Paul-André Proulx

Littérature Québecoises

Blais, François.

Iphigénie en Haute-Ville
. Éd. L'Instant même, 2006, 201 p.

L'Amour à l'ère électronique

Voilà un roman original pour ceux qui s'évertuent à débusquer l'âme sœur au moyen du courrier électronique. L'auteur fuit la banalité des échanges séducteurs entre deux tourtereaux de la vingtaine. Mine de rien, il illustre les effets de ce médium sur leurs sentiments. Derrière l'écran qui protège leur anonymat, les correspondants peuvent communiquer sans se compromettre. Comme l'alcool, cette technologie enraye les inhibitions, d'autant plus que l'on se sent moins engagés par des relations ainsi créées.

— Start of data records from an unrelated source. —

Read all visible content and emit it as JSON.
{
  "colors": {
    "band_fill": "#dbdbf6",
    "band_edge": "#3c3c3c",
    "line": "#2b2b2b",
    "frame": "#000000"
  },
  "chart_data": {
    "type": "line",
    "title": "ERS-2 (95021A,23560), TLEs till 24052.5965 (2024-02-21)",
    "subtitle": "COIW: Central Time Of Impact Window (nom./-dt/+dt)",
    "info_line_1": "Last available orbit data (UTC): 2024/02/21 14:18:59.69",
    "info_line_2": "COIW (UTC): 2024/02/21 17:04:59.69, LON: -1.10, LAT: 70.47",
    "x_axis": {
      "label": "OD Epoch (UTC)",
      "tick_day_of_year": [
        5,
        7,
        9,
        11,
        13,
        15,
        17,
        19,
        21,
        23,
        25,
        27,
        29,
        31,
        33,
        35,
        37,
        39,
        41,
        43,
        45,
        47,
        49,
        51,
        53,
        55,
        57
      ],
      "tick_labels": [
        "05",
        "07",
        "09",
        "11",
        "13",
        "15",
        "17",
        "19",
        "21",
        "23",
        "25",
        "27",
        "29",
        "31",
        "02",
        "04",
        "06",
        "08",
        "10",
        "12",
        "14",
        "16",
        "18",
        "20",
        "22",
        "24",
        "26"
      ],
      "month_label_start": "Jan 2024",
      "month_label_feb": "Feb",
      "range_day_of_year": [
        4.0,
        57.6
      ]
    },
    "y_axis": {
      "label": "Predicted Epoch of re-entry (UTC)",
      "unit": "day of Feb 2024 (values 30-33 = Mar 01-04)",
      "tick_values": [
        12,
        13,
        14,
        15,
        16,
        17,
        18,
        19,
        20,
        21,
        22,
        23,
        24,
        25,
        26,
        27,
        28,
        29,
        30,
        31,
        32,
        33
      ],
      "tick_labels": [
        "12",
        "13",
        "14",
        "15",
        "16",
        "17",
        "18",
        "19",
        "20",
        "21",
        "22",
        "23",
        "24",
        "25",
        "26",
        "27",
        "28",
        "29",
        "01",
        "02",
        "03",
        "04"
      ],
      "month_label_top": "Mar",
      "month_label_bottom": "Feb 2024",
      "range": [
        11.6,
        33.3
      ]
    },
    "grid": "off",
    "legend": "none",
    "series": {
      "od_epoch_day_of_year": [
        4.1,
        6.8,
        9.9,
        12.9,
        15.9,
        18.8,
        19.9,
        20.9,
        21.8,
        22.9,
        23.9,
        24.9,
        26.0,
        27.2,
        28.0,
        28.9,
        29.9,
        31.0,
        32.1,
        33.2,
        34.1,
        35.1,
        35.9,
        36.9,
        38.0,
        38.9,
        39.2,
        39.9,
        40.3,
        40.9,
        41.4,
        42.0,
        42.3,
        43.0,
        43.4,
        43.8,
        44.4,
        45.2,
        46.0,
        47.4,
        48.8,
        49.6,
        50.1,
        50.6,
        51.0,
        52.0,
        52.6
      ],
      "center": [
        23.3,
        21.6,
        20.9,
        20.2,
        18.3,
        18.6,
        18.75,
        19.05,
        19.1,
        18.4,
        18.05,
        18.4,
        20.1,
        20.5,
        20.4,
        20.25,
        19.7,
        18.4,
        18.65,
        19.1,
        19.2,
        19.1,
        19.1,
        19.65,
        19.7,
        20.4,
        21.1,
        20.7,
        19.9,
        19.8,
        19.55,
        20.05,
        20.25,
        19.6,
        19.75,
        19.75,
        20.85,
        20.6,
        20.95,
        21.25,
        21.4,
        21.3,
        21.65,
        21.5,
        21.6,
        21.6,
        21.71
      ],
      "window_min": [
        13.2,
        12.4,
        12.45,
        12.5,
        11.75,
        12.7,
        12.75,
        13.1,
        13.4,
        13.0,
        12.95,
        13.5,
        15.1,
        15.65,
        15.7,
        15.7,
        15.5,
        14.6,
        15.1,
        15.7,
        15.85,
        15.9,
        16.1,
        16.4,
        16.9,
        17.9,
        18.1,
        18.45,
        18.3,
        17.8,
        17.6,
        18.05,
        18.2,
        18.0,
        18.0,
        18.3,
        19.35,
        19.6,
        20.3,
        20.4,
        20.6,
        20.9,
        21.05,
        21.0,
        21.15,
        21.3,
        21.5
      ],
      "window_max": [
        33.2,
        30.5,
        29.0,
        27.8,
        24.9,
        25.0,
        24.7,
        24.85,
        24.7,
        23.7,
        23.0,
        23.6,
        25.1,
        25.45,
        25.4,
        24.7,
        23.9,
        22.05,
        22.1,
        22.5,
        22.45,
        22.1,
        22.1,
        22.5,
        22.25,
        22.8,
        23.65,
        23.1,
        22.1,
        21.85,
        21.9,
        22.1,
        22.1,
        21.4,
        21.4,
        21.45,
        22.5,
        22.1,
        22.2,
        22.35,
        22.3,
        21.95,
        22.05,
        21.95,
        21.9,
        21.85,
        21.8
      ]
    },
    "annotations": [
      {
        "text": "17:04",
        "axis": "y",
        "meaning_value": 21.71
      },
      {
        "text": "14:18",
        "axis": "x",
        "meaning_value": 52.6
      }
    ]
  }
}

C'est ce qui advient à Iphigénie, une étudiante de l'université Laval. Une nuit, elle reçoit un appel téléphonique d'Érostrate, qui a relevé son numéro sur un mur des toilettes d'un bar. Ils se rencontrent avant qu'elle ne retourne dans sa famille à Grand'Mère pour les vacances d'été. Solitaire et fuyant la vacuité de la vie sociale, elle lui écrit un message pour combler son désœuvrement. Ayant obtenu son adresse de courrier quand le jeune homme lui rendit une brève visite à son appartement de la Haute-Ville de Québec, l'héroïne veut exploiter l'intérêt commun qu'ils portent à la littérature russe.

S'entament alors des échanges qui révèlent l'âme des deux protagonistes. Partageant une misanthropie commune, ils s'en donnent à cœur joie, dans un premier temps, pour décrier les clients de Wal-Mart et, surtout, les adeptes d'ésotérisme. Pourquoi ne profiteraient-ils pas de l'imbécillité de ces " tarés " en exploitant l'aisance de leur plume pour rédiger un essai sur le sujet ? Un livre rentable qui emprunte les paramètres du genre. On ne s'adonne pas à une telle activité sans qu'à un moment donné, Cupidon fasse sentir ses effets. Le lecteur s'attend à " un amour à l'eau de rose " comme le présume le sous-titre du roman. Mais c'est méconnaître les effets cathodiques des gadgets électroniques. On se découvre des affinités, mais le partage des plaisirs qui en découlent se heurte à la froideur du médium, a écrit Marshall MacLuhan dans Pour comprendre les média. Comme une pile, l'ordinateur tombe à plat rapidement après avoir survolté les atomes crochus. Dans Le Facteur émotif, Denis Thériault exploitait le même filon avec la correspondance d'une Guadeloupéenne et d'un Québécois épris de poésie japonaise.

François Blais présente des jeunes cultivés et conscientisés qui jettent un regard acéré sur notre monde. Son petit guide des cogitations étudiantes, écrit sur un mode humoristique, provoque finalement la lassitude à cause de son enchevêtrement, d'autant plus que la structure reposant sur des courriels accroît cette sensation. Par contre, l'écriture alerte et bien tournée réussit à imposer ce jeune auteur fringant comme un poulain au printemps dans un pré d'herbes vertes.